Ensuring Your Account Security
As a part of our dedication to maintaining the safety and protection of your account and data, we encourage you to report any potential security concerns or issues you may come across while using our services. Your feedback is highly appreciated.
Security Guidelines
At ETB, we recognise the significance of collaborating with talented security researchers worldwide to pinpoint any potential weaknesses in our technology. If you happen to uncover a security vulnerability within our systems or any of our products/services, we value your assistance in reporting it to us responsibly.
We are committed to working closely with you to comprehend the nature and extent of the problem while ensuring that your concerns are thoroughly addressed. Vulnerability disclosures hold the utmost importance for us, and we will make every effort to promptly resolve any identified issues.
Exclusions
During your research, we kindly request that you abstain from the following activities:
Engaging in denial of service attacks
Spamming
Employing social engineering tactics (including phishing) against our staff, contractors, or customers
Initiating physical attacks against property or data centers
Attempting unauthorised data access or interactions
Reporting issues that do not align with industry best practices (we require evidence of a security vulnerability)
Utilising known-vulnerable libraries (unless you can provide evidence of exploitability).
Security Disclosure Policy
If you come across a potential security issue, please notify us promptly, and we will work diligently to address it as swiftly as possible. Allow us a reasonable timeframe to resolve the issue before disclosing it to the public or any third parties. Make a sincere effort to prevent privacy breaches, data destruction, and disruptions to our services. Only engage with accounts that belong to you.
Out of Scope
The following items are considered out of scope for our security research program
Reports generated by automated tools or scans.
Missing cookie flags on non-sensitive cookies.
Reports of insecure SSL/TLS ciphers (unless you provide a working proof of concept, rather than just a scanner report).
Exposure of non-sensitive data on mobile devices.
Missing security headers that do not directly lead to a vulnerability, including CSP (Content Security Policy).

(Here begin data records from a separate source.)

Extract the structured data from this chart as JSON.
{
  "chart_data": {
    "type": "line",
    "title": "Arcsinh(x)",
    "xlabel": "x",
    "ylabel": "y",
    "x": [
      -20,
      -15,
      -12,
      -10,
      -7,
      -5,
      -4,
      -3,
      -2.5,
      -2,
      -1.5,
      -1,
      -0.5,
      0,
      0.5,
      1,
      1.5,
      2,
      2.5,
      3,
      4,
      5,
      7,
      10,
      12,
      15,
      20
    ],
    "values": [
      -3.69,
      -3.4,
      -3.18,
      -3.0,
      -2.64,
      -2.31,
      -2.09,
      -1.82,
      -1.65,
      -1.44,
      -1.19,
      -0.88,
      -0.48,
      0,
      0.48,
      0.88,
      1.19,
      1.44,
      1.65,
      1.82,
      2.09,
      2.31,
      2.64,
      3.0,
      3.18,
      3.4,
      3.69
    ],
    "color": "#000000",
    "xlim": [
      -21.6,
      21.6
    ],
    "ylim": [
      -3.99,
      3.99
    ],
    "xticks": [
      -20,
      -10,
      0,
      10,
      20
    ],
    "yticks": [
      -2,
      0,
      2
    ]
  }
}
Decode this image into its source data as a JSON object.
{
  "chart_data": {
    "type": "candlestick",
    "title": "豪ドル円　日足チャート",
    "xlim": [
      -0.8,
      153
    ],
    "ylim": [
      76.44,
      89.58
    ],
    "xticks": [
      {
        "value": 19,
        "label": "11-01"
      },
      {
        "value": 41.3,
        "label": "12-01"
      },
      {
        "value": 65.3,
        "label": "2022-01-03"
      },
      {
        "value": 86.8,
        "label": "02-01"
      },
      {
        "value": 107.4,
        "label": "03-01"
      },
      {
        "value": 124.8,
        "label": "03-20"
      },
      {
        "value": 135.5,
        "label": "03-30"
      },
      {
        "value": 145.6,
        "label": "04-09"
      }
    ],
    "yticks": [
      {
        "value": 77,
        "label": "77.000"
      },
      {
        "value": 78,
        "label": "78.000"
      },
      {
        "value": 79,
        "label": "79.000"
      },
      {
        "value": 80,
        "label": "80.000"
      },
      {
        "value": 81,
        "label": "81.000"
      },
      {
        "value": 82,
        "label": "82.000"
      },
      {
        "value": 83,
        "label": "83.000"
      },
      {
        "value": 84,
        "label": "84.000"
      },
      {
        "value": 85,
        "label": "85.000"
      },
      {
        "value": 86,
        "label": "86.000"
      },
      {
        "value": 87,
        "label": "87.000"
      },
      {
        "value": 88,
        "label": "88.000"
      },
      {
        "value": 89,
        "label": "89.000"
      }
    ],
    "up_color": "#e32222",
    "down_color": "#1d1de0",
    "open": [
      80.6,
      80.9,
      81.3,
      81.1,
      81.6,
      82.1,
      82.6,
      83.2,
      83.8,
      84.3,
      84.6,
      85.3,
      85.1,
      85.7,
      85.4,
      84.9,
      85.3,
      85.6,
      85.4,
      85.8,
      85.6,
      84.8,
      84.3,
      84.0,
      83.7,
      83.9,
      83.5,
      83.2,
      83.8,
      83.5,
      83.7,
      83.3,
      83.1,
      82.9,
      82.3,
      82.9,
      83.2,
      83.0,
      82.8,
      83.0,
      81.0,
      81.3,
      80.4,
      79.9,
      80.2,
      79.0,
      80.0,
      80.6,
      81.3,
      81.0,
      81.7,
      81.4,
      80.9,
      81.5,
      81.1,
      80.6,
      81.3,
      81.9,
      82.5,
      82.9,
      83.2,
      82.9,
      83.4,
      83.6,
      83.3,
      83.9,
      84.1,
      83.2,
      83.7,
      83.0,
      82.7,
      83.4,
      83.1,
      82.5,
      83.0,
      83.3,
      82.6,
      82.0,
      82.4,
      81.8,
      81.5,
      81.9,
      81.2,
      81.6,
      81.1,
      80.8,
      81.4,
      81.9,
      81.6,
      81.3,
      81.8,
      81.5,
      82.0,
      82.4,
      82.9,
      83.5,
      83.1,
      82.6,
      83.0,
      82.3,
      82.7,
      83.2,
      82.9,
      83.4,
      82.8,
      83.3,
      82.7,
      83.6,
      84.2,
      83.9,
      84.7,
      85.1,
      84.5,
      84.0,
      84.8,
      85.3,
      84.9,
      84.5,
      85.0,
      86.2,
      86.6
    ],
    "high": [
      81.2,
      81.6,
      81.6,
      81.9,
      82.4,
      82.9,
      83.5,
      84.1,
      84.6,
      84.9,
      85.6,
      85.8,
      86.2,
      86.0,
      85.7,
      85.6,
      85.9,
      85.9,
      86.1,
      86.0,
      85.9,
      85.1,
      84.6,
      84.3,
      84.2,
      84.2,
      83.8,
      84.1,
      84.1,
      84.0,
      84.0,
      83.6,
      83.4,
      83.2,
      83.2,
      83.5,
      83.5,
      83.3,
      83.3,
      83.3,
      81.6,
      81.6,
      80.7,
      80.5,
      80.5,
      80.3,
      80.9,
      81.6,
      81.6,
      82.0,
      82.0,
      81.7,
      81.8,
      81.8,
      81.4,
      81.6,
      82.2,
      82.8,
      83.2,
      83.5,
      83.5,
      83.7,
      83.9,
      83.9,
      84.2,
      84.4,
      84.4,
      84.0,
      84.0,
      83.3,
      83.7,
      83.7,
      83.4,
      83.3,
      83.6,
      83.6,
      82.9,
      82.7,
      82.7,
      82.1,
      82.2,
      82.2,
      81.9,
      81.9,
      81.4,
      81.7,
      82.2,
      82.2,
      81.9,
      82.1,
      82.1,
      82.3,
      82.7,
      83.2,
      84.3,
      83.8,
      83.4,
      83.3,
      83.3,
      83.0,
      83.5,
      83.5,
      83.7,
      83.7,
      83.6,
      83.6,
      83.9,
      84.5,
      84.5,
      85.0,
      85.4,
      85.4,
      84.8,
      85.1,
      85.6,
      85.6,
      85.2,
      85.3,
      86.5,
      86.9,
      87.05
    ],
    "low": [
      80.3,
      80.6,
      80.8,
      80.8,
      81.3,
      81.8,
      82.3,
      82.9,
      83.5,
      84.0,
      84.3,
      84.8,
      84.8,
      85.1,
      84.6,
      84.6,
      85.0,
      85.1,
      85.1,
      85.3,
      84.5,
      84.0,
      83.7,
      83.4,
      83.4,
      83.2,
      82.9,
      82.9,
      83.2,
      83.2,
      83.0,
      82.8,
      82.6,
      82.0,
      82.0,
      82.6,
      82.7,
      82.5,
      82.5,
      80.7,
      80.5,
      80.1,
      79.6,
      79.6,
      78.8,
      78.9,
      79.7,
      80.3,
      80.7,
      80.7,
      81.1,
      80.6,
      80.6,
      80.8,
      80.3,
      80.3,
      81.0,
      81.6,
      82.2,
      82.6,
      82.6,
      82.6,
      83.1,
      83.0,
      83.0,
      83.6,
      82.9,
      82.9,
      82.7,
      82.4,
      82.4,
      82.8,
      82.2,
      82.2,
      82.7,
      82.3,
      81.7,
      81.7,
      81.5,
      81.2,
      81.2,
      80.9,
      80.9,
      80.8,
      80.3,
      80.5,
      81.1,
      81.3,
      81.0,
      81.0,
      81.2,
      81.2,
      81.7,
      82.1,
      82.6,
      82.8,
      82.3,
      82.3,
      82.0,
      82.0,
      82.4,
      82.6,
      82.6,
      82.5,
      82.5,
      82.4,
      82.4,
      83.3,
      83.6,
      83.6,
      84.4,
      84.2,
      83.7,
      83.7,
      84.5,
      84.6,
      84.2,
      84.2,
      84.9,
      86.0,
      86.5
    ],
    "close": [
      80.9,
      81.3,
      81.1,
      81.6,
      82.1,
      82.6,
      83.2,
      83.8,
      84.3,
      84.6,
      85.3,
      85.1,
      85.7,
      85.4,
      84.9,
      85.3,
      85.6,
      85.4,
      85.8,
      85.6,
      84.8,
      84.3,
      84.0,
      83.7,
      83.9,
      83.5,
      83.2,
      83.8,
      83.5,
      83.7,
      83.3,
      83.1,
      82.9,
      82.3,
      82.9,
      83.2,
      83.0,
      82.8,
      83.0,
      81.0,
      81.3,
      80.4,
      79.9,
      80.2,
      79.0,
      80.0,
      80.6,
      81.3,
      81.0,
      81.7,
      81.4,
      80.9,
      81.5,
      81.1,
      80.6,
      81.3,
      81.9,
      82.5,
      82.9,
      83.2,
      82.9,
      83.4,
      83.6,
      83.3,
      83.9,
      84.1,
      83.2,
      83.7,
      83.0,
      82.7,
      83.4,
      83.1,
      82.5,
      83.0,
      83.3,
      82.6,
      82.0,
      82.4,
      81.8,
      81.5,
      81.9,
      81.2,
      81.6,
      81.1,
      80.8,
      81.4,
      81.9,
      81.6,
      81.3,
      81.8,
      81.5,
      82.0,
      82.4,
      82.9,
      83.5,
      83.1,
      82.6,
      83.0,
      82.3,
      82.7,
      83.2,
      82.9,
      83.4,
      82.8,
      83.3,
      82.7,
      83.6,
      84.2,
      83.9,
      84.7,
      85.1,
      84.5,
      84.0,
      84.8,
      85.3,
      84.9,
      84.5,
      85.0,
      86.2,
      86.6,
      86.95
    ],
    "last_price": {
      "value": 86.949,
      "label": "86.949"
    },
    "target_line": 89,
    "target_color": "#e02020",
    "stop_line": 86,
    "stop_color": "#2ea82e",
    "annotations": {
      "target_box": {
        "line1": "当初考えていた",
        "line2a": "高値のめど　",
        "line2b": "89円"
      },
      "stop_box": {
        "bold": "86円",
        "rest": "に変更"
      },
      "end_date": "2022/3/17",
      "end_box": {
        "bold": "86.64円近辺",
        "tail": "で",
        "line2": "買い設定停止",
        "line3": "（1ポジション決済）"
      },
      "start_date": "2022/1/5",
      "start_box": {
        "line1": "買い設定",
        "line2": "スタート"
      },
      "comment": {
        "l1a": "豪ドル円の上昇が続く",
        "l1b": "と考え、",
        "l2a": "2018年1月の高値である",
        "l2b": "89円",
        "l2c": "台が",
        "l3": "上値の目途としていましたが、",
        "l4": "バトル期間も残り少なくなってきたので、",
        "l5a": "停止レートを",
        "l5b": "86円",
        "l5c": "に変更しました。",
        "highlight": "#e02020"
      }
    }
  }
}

Third-party vulnerabilities
If the issues reported to our program impact a third-party library, external project, or another vendor, we may share the details of the issue with that party without additional discussions with the researcher. We will make an effort to coordinate and maintain communication with researchers during this process, and we will not disclose your name to third parties without your consent.
Safe Harbor
Any actions carried out in accordance with this policy will be considered authorised, and we will not pursue legal action against you. If a third party initiates legal action against you in connection with activities conducted under this policy, we will take steps to publicly acknowledge that your actions were in compliance with this policy.
The senior management of Euro Time Bank is fully committed to upholding security standards within the organisation. They acknowledge the significance of identifying and safeguarding our information assets, preventing the loss, unauthorised disclosure, alteration, or misuse of information. They also promote the development, implementation, maintenance, and continual enhancement of our Information Security Management System (ISMS).
We are actively engaged in the following:
Periodically establishing objectives for Information Security management and the required steps to implement them.
Conducting systematic risk analyses and evaluating the impact and potential threats.
Validating actions required to mitigate identified risks deemed unacceptable, in accordance with criteria set by the Security Committee.
Implementing necessary controls and corresponding monitoring methods.
Ensuring compliance with legal, regulatory, and client requirements assumed by [Company's Name], as well as contractual security obligations.
Promoting awareness and providing information security training for all staff members.
Allocating the necessary resources to ensure business continuity for the company.
The safety objectives of are objectives in the following principles:
Safeguarding knowledge, information, and data.
Securing information and communication technologies.
Protecting facilities and buildings.
Preserving company assets.
Ensuring business continuity.
Adhering to legal and regulatory compliance standards.
Information Security is defined by the preservation of:
Availability: Ensuring that authorised users have access to the information and associated assets when needed.
Confidentiality: Ensuring that only authorised individuals can access the information.
Integrity: Ensuring that the information remains unaltered and traceable.
The Information Security Manager is appointed by management and bears direct responsibility for upholding this policy, providing guidance for its implementation.
This policy extends to all personnel, external collaborators, and suppliers who collaborate with our team.
We appreciate your efforts in helping to maintain the security of Euro Time Bank and our users!